A passage has lately been restored by Mr. T. J. Wise to a
letter which Shelley wrote to Mary after the event. It runs as follows :
" It seems that this poor woman—the most innocent of her abhorred and unnatural family—was driven from her father's house, and descended the steps of prostitution until she lived with a groom of the name of Smith, who deserting her, she killed herself. There can be no question that the beastly viper, her sister, unable to gain profit from her connection with her, has secured to herself the fortune of the old man—who is now dying —by the murder of this poor creature."
Such words, written to Mary, make one feel that the philis- tines are justified in their accusations that Shelley was out of touch with the normal things of life. Mr. Peck in proving how concise Shelley was in dealing with bankers and money-lenders, does not clear Shelley of that charge, for a man may have a profound stock of common sense, yet be a baby in money matters. This fragment of a letter indeed exposes the greatest weakness of the poet, and justifies (if we can forget his achieve- ment and his potentiality) the judgment of such people as Matthew Arnold and his frock-coated regiments of the worldly- wise.
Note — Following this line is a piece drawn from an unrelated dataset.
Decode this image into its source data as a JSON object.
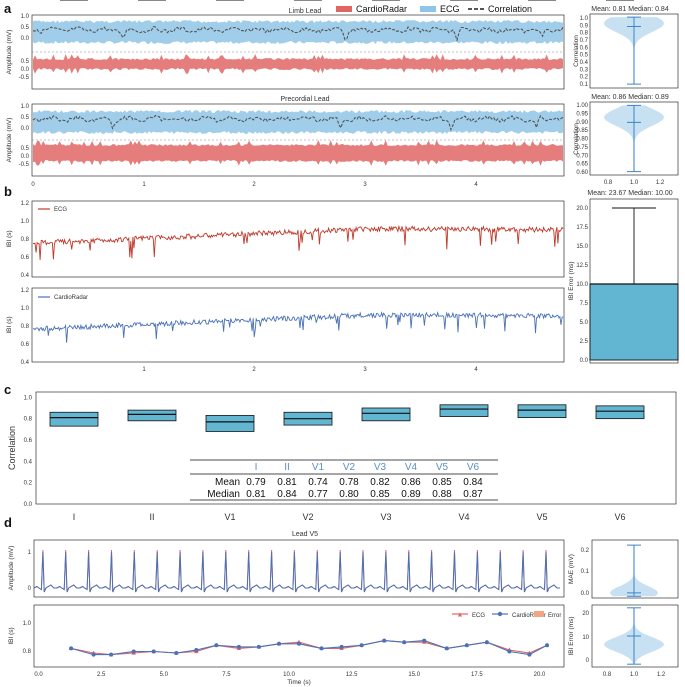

Shelley's intellectual enthusiasms made him a fool in his
relations with his fellow mortals. If people were unwilling or unable to be proselytised to his metaphysical and political theories, or to his practice of ethics, he could hate them with all the false compassion which we find in the worst religious crank. Elizabeth Westbrook genuinely loved and was loved by her sister Harriett. She was ambitious that the young girl should have every opportunity in life, and the young aristocrat Shelley was accordingly welcomed and trapped. It is a natural thing for an ambitious woman to have done on behalf of the girl whom she mothered. It was Shelley's own fault—or the fault of-his youth—that he was not alive to the dangers of his complaisance in being so easily inveigled. Had he realized, after his marriage, that intellectual convic- tions are after all mere theories of existence, changing as fate knocks us with the cruel reminders of reality, he would have seen that this " beastly viper " was really a good-natured, conscientious and strong-minded woman, determined to do as well as possible for herself and those around her. Even after the sequence of miseries which ended in the terrible disaster of the Serpentine, she devoted herself lovingly to Shelley's children, and one feels that it might have been to their advan- tage had they been left under the shelter of her crinoline. But the discussion about Shelley's character is likely to lead us on for ever, for it is a world in itself, within which we small
figures may explore and lose ourselves. RICHARD CHURCH.